Hello Professor, I was recently reading an article by Maxim Kholod (The Macedonian Expeditionary Corps in Asia Minor, 336–335) in which he argues that those two years significantly shaped Alexander’s own official campaign in Asia Minor. He also suggests that the Persians were very much aiming for a major pitched battle, to the point of deliberately avoiding any disruption of the Macedonian crossing of the Hellespont.
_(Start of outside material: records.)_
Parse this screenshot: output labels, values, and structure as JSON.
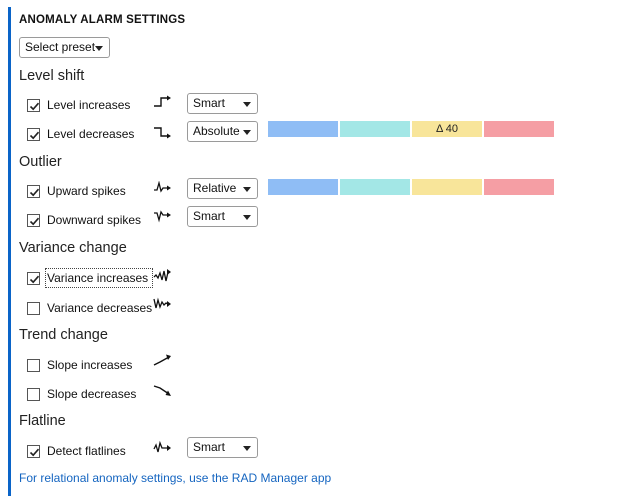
{
  "header": {
    "title": "ANOMALY ALARM SETTINGS"
  },
  "preset": {
    "label": "Select preset"
  },
  "sections": {
    "level_shift": {
      "title": "Level shift",
      "level_increases": {
        "label": "Level increases",
        "checked": true,
        "icon": "step-up-icon",
        "mode": "Smart"
      },
      "level_decreases": {
        "label": "Level decreases",
        "checked": true,
        "icon": "step-down-icon",
        "mode": "Absolute",
        "threshold_segments": [
          "",
          "",
          "Δ 40",
          ""
        ]
      }
    },
    "outlier": {
      "title": "Outlier",
      "upward_spikes": {
        "label": "Upward spikes",
        "checked": true,
        "icon": "spike-up-icon",
        "mode": "Relative",
        "threshold_segments": [
          "",
          "",
          "",
          ""
        ]
      },
      "downward_spikes": {
        "label": "Downward spikes",
        "checked": true,
        "icon": "spike-down-icon",
        "mode": "Smart"
      }
    },
    "variance_change": {
      "title": "Variance change",
      "variance_increases": {
        "label": "Variance increases",
        "checked": true,
        "icon": "variance-up-icon"
      },
      "variance_decreases": {
        "label": "Variance decreases",
        "checked": false,
        "icon": "variance-down-icon"
      }
    },
    "trend_change": {
      "title": "Trend change",
      "slope_increases": {
        "label": "Slope increases",
        "checked": false,
        "icon": "slope-up-icon"
      },
      "slope_decreases": {
        "label": "Slope decreases",
        "checked": false,
        "icon": "slope-down-icon"
      }
    },
    "flatline": {
      "title": "Flatline",
      "detect_flatlines": {
        "label": "Detect flatlines",
        "checked": true,
        "icon": "flatline-icon",
        "mode": "Smart"
      }
    }
  },
  "threshold_colors": [
    "#8fbdf5",
    "#a3e7e6",
    "#f8e59a",
    "#f59ea4"
  ],
  "colors": {
    "accent": "#0a64c8",
    "link": "#1565c0"
  },
  "footer": {
    "link_text": "For relational anomaly settings, use the RAD Manager app"
  }
}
This made me wonder how plausible it really is that Memnon was genuinely advocating a ‘destroy‑and‑wait’ kind of strategy. Hindsight is a wonderful thing, and probably that would have been the correct approach (bonus for the Greek man for pointing it out!), but the Persians (and Memnon himself) had to work with what they knew at the time: they had managed to push back the first Macedonian corps (despite being at a numerical disadvantage), they were facing a new and young king, and they had every reason to try to stop the invasion once and for all.
I don’t know how plausible my line of thought is, but I’ve always felt that devastating one’s own lands is a last resort, not the first option one would normally pick out.
Kholod is a good, solid scholar. I've not read that particular article, but I'd be interested in his argument when I have time. (Right now, I'm limiting academic reading only to material for the monograph, which at the moment, is largely about Diodorus, as I'm on that chapter. Ha)
And yes, I think he's right that the Persians wanted a pitched battle. that appears to be the gist of their arguments. Whether Memnon agreed, I'd want to see what Kholod said to support it. Memnon may have had a bit of insider knowledge that led him to worry about Alexander, especially if he'd had word about Thebes (and any of the Thracian or Illyrian campaigns).
But as noted, I've not read that article, although I'm familiar with Kholod's work and respect it. He may be right.